O Mário, o melhor dos amigos, gostou da adaptação televisiva do livro "The Line of Beauty", de Alan Hollinghurst, traduzido pela Dom Quixote. E compara-a com "Brideshead Revisited", a série "fetiche" do princípio dos anos oitenta, baseada na obra homónima de Evelyn Waugh. Revi "o passado em Brideshead", em dvd, há pouco tempo. Com o devido respeito e amizade, o Mário não tem razão. Não consegui passar sensivelmente do meio do livro de Hollinghurst e já li várias vezes, noutra encarnação, o de Waugh. Também não me parece que sejam comparáveis as séries. "Nick", o personagem central de "The Line of Beauty", não tem a mínima consistência. O vago "picante" de pôr a "Dama de Ferro" a dançar com ele numa festa pretensiosa e cheia de "cheiros", não faz um momento literário-televisivo. Depois, a imaturidade sexual do rapaz Nick é praticamente insuportável e as cenas de sexo dignas de documentários eróticos da Playboy, mas com homens. A reconstituição dos "anos de chumbo" da SIDA e a fixação no aparente paradoxo comportamental dos "conservadores", também não entusiasmam. Pelo contrário, por "Brideshead Revisited" perpassa a verdadeira "linha da beleza". Não apenas a física dos protagonistas, mas a da amizade viril que unia Sebastian e Ryder - que depois juntou, por efeito substitutivo, Ryder à irmã de Sebastian, Julia - e - fundamental na obra de Evelyn Waugh - a da questão católica, serena e estupendamente marcada nas interpretações de Claire Bloom e de Sir Lawrence Olivier, os pais separados de Sebastian e Julia. Et in arcadia ego, o primeiro capítulo do livro de Waugh e da série, reconstitui a ambiguidade sexual do campus universitário de Oxford, nos anos vinte e trinta do século passado, e a emergência da II Guerra Mundial. São, a série e o livro, obras de desencantamento. No meio das manobras do exército inglês, perto de Brideshead, de novo, Charles Ryder constata que, aos trinta e nove anos, "começou a envelhecer". O resto da história é o que ficou irremediavelmente para trás antes desse envelhecimento prematuro. Ryder percebeu que tinha estado no paraíso e que o tinha perdido. Como a ave de Minerva, só levantamos voo ao crepúsculo.
5 comentários:
João, sabia que vem aí a versão cinematográfica de Brideshead Revisited, cujo argumento estará a cargo do mesmo Andrew Davies de A Linha da Beleza?

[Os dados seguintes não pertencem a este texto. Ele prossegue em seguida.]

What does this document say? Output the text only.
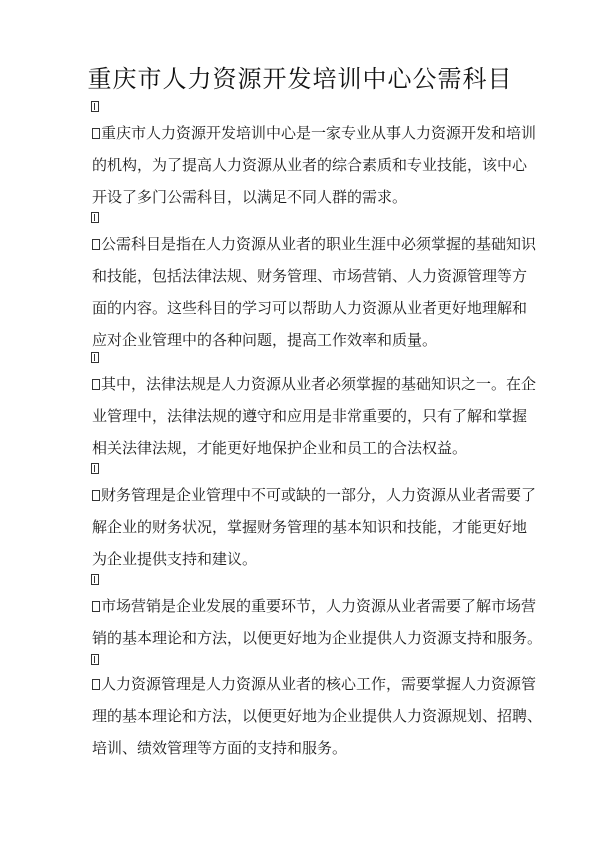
重庆市人力资源开发培训中心公需科目
重庆市人力资源开发培训中心是一家专业从事人力资源开发和培训
的机构，为了提高人力资源从业者的综合素质和专业技能，该中心
开设了多门公需科目，以满足不同人群的需求。
公需科目是指在人力资源从业者的职业生涯中必须掌握的基础知识
和技能，包括法律法规、财务管理、市场营销、人力资源管理等方
面的内容。这些科目的学习可以帮助人力资源从业者更好地理解和
应对企业管理中的各种问题，提高工作效率和质量。
其中，法律法规是人力资源从业者必须掌握的基础知识之一。在企
业管理中，法律法规的遵守和应用是非常重要的，只有了解和掌握
相关法律法规，才能更好地保护企业和员工的合法权益。
财务管理是企业管理中不可或缺的一部分，人力资源从业者需要了
解企业的财务状况，掌握财务管理的基本知识和技能，才能更好地
为企业提供支持和建议。
市场营销是企业发展的重要环节，人力资源从业者需要了解市场营
销的基本理论和方法，以便更好地为企业提供人力资源支持和服务。
人力资源管理是人力资源从业者的核心工作，需要掌握人力资源管
理的基本理论和方法，以便更好地为企业提供人力资源规划、招聘、
培训、绩效管理等方面的支持和服务。
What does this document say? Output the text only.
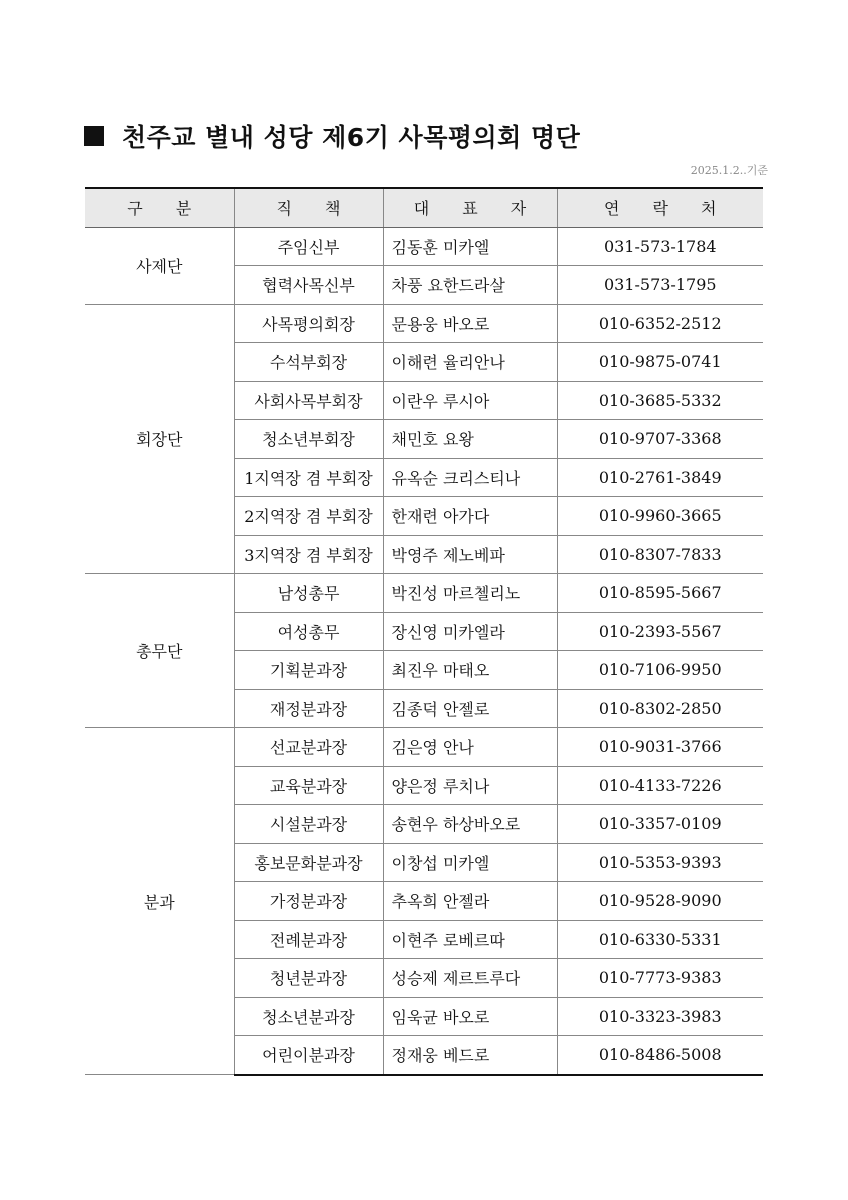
천주교 별내 성당 제6기 사목평의회 명단
2025.1.2..기준
구 분	직 책	대 표 자	연 락 처
사제단	주임신부	김동훈 미카엘	031-573-1784
	협력사목신부	차풍 요한드라살	031-573-1795
회장단	사목평의회장	문용웅 바오로	010-6352-2512
	수석부회장	이해련 율리안나	010-9875-0741
	사회사목부회장	이란우 루시아	010-3685-5332
	청소년부회장	채민호 요왕	010-9707-3368
	1지역장 겸 부회장	유옥순 크리스티나	010-2761-3849
	2지역장 겸 부회장	한재련 아가다	010-9960-3665
	3지역장 겸 부회장	박영주 제노베파	010-8307-7833
총무단	남성총무	박진성 마르첼리노	010-8595-5667
	여성총무	장신영 미카엘라	010-2393-5567
	기획분과장	최진우 마태오	010-7106-9950
	재정분과장	김종덕 안젤로	010-8302-2850
분과	선교분과장	김은영 안나	010-9031-3766
	교육분과장	양은정 루치나	010-4133-7226
	시설분과장	송현우 하상바오로	010-3357-0109
	홍보문화분과장	이창섭 미카엘	010-5353-9393
	가정분과장	추옥희 안젤라	010-9528-9090
	전례분과장	이현주 로베르따	010-6330-5331
	청년분과장	성승제 제르트루다	010-7773-9383
	청소년분과장	임욱균 바오로	010-3323-3983
	어린이분과장	정재웅 베드로	010-8486-5008
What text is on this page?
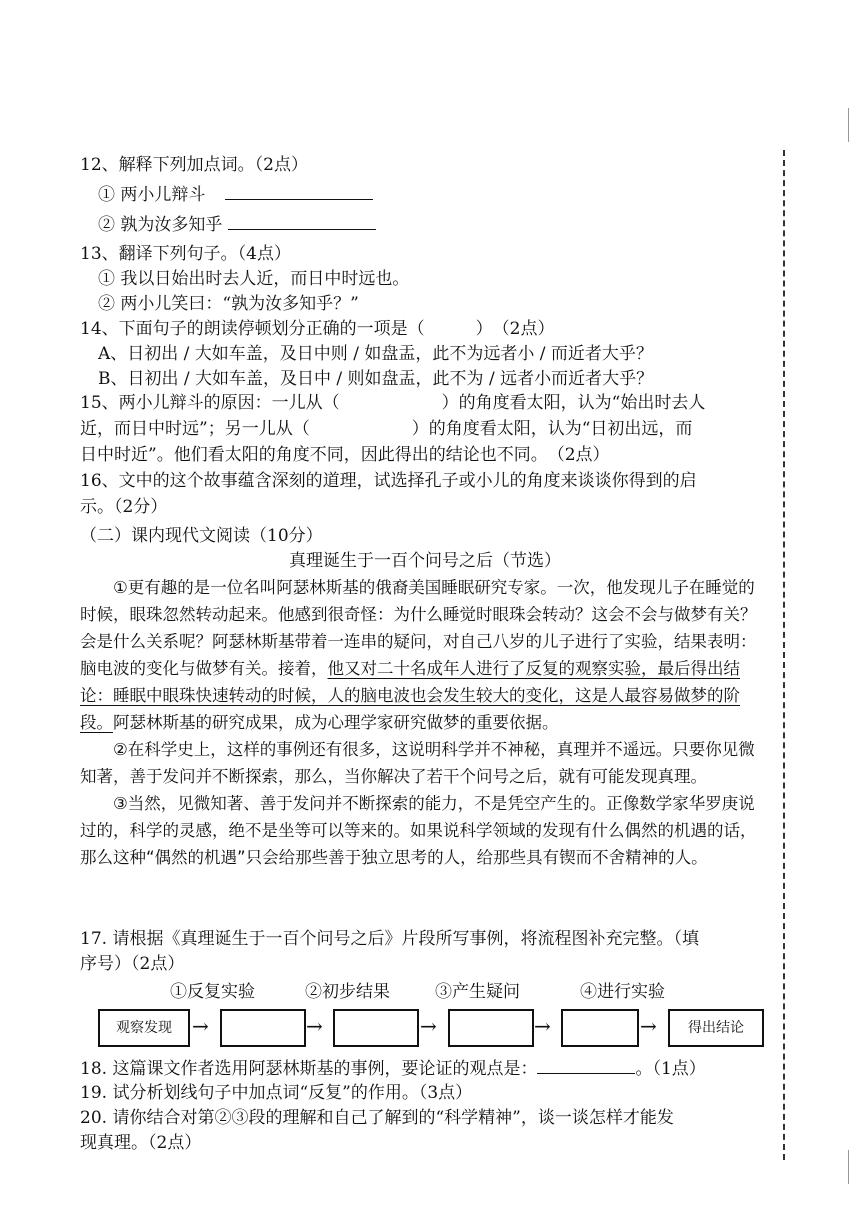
12、解释下列加点词。（2点）
① 两小儿辩斗
② 孰为汝多知乎
13、翻译下列句子。（4点）
① 我以日始出时去人近，而日中时远也。
② 两小儿笑曰：“孰为汝多知乎？”
14、下面句子的朗读停顿划分正确的一项是（　　　）　（2点）
A、日初出 / 大如车盖，及日中则 / 如盘盂，此不为远者小 / 而近者大乎？
B、日初出 / 大如车盖，及日中 / 则如盘盂，此不为 / 远者小而近者大乎？
15、两小儿辩斗的原因：一儿从（　　　　　　）的角度看太阳，认为“始出时去人
近，而日中时远”；另一儿从（　　　　　　）的角度看太阳，认为“日初出远，而
日中时近”。他们看太阳的角度不同，因此得出的结论也不同。　（2点）
16、文中的这个故事蕴含深刻的道理，试选择孔子或小儿的角度来谈谈你得到的启
示。（2分）
（二）课内现代文阅读（10分）
真理诞生于一百个问号之后（节选）

①更有趣的是一位名叫阿瑟林斯基的俄裔美国睡眠研究专家。一次，他发现儿子在睡觉的时候，眼珠忽然转动起来。他感到很奇怪：为什么睡觉时眼珠会转动？这会不会与做梦有关？会是什么关系呢？阿瑟林斯基带着一连串的疑问，对自己八岁的儿子进行了实验，结果表明：脑电波的变化与做梦有关。接着，他又对二十名成年人进行了反复的观察实验，最后得出结论：睡眠中眼珠快速转动的时候，人的脑电波也会发生较大的变化，这是人最容易做梦的阶段。阿瑟林斯基的研究成果，成为心理学家研究做梦的重要依据。

②在科学史上，这样的事例还有很多，这说明科学并不神秘，真理并不遥远。只要你见微知著，善于发问并不断探索，那么，当你解决了若干个问号之后，就有可能发现真理。

③当然，见微知著、善于发问并不断探索的能力，不是凭空产生的。正像数学家华罗庚说过的，科学的灵感，绝不是坐等可以等来的。如果说科学领域的发现有什么偶然的机遇的话，那么这种“偶然的机遇”只会给那些善于独立思考的人，给那些具有锲而不舍精神的人。

17. 请根据《真理诞生于一百个问号之后》片段所写事例，将流程图补充完整。（填
序号）（2点）
①反复实验	②初步结果	③产生疑问	④进行实验
观察发现	→	→	→	→	→	得出结论
18. 这篇课文作者选用阿瑟林斯基的事例，要论证的观点是：	。（1点）
19. 试分析划线句子中加点词“反复”的作用。（3点）
20. 请你结合对第②③段的理解和自己了解到的“科学精神”，谈一谈怎样才能发
现真理。（2点）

Só espero que, recorrendo à caracterização, deixem a eterna parelha Irons & Andrews.
Um abraço
Atenção à ortografia: "festa pretensiosa"!
Comparar um livro com outro (ou uma série de televisão com outra) nestes termos é sempre injusto para uma das obras. A Linha da Beleza, na minha opinião, é um bom livro, embora seja excessivo pedir-lhe para ser Brideshead, pois não tem o tempo necessário para o ser. Os bons livros parecem violinos, precisam de décadas ou de séculos para abrirem o som.
Brideshead é o filme (acho tão injusto chamar-lhe série!) mais belo que eu vi na minha vida!
Vi a série primeiro.
Li o livro depois, a tradução portuguesa. Fiquei perplexo. Pensei que fosse da tradução.
Comprei o original em inglês. Não era da tradução.
O filme é perfeito, o livro não.
Não li o Brideshead, mas vi a série e vejo e revejo, e tenho crescido ao lado dela. O que antes me fascinava (e que continua a fascinar...), a pose e os rituais da upper class inglesa católica, agora, pouco a pouco, vai-me dando cada vez mais vontade de rir. O Sebastian e o seu teddy bear e as suas bebedeiras estilosas e tal, os tweeds e coiso, as meninas, e tudo, tudo, em cor pastel, até a tragédia. E o spleen, o spleen. Cá ainda há quem tenha orgasmos com estas coisas.